See search | RubyGems.org | your community gem host for more.

We can certainly come up with more concrete advice if you say what you
have to do to the input.

Kind regards

robert

inffcs00 · November 11, 2013, 2:52am

Hi Felix,

On 09/11/13 12:52, felix chang wrote:

Dear all:

I have a file contain a lot of string.
ex.

ABADSFASVASDF
ASDFASFASVASDF
ASDFASFDASDF
VASDFASVAS
ASVASDFASDFASDF
ASVASDFASDFASDFA
ASDFASVASDFAF
ASDFASFDAF

I have to slice them if they match some criteria.
It not hard for ruby.

The file i had to process is very very hug (>100G).
In order to speed up my program , i use gun_parallel to split the
file
and pipe to my script.

Is ts possible to drop parallel and use pure ruby to instead?

Thanks

Felix

You can definitely use Ruby to parallelise tasks. Just yesterday I
slapped together a simple task manager in Ruby and converted a couple of
scripts that did a bunch of mostly-independent tasks serially to use it,
resulting in some massive performance improvements when run on a
multi-core machine. On an almost daily basis I run a Ruby-based tool
that manages build tasks run in external programs and runs as much as it
can in parallel. Ruby is well suited to this sort of thing- particularly
when the task management is complex.

A couple of questions do come up from your post though.

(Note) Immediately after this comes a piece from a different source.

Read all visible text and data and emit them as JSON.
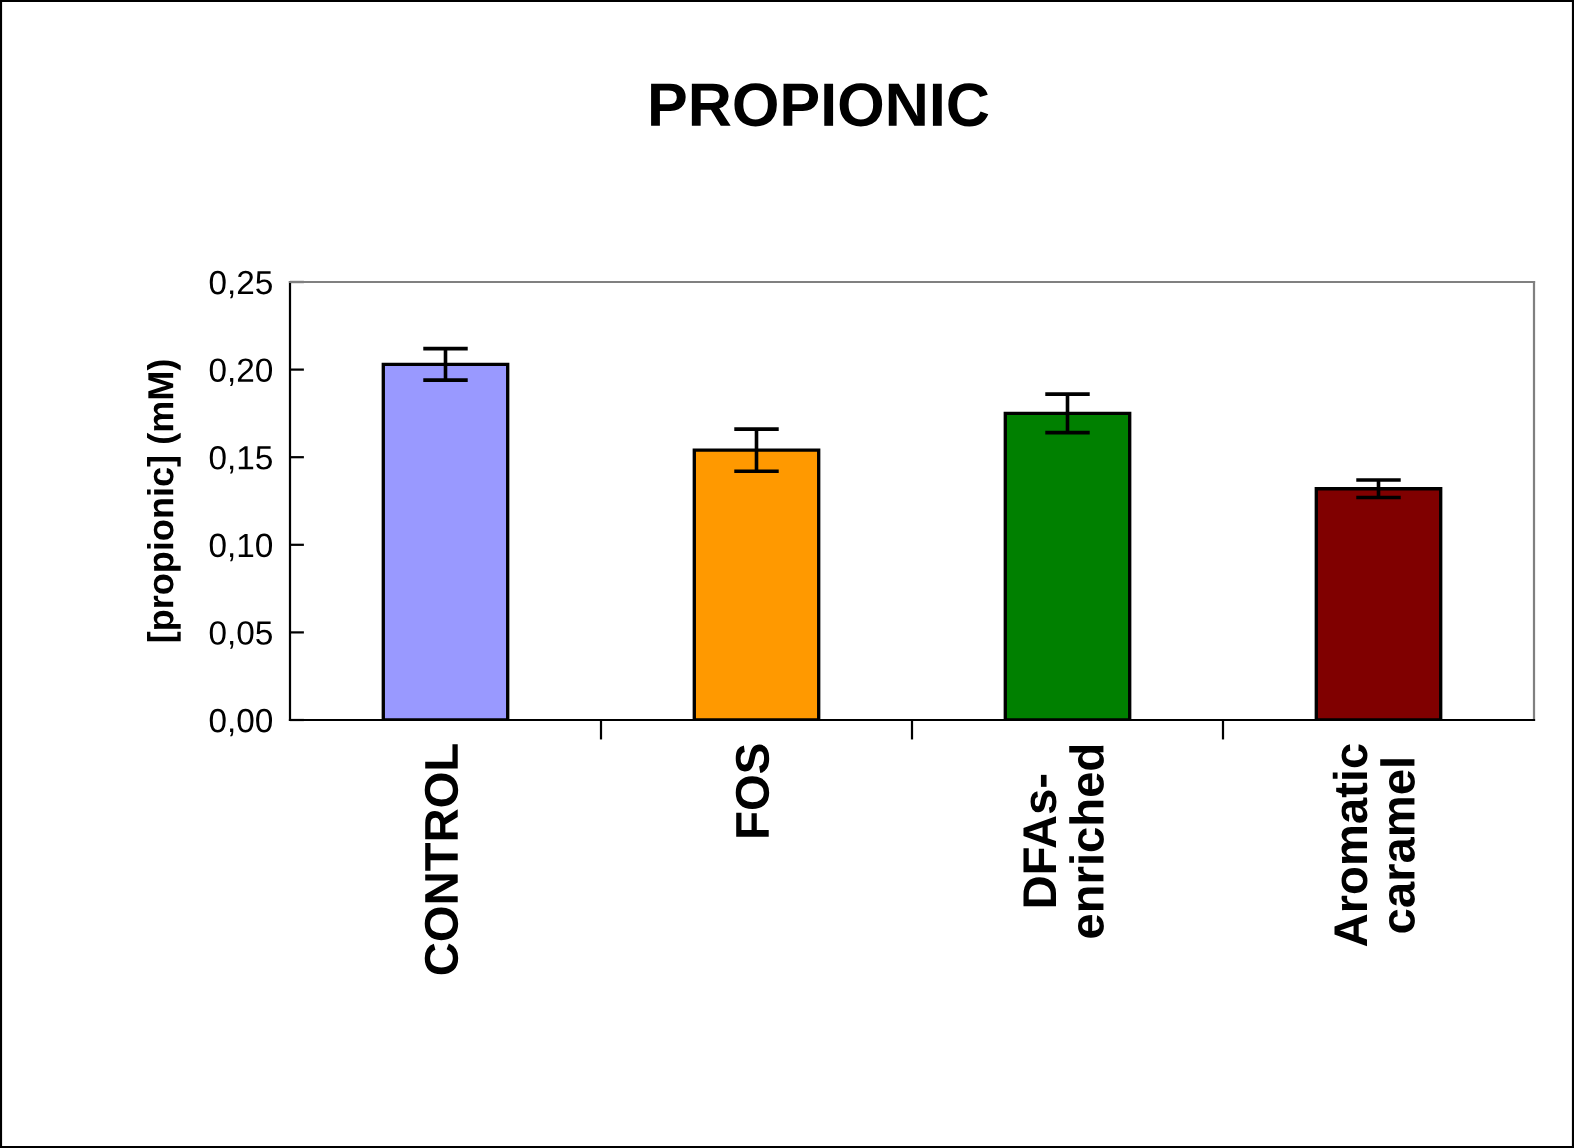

Do you really want to use Ruby end-to-end for what you are doing? You’re
processing a lot of data (>100G). You might want to consider using the
best tool for the job for each stage of your processing, some of which
might involve using Ruby, and some of which might not.

If you’re starting with one huge file, are there any splitting or
filtering tasks you could perform on the data beforehand, before
throwing the rest back into Ruby for processing? Depending on what you
are doing, you might be better off writing something that splits the
files first (perhaps even sending them off to multiple machines!) and
then running your script on each independent file. Or possibly seeking
through the file initially using Ruby to determine good points to begin,
setting up a bunch of tasks that launch an external program to filter
the data into the most convenient form, and then processing it, with
each task controlled by some sort of job manager to ensure that you are
using each machine to its full capability.

Of course, it all depends on what you are trying to do, how much
filtering can be done, the complexity of each task, the practicality of
pre-processing the data, if it’s a once-off task versus ongoing, whether
you are processing faster than disk I/O, available time and cost/benefit
to implement, etc etc etc. More detail might net better suggestions.

Cheers,
Garth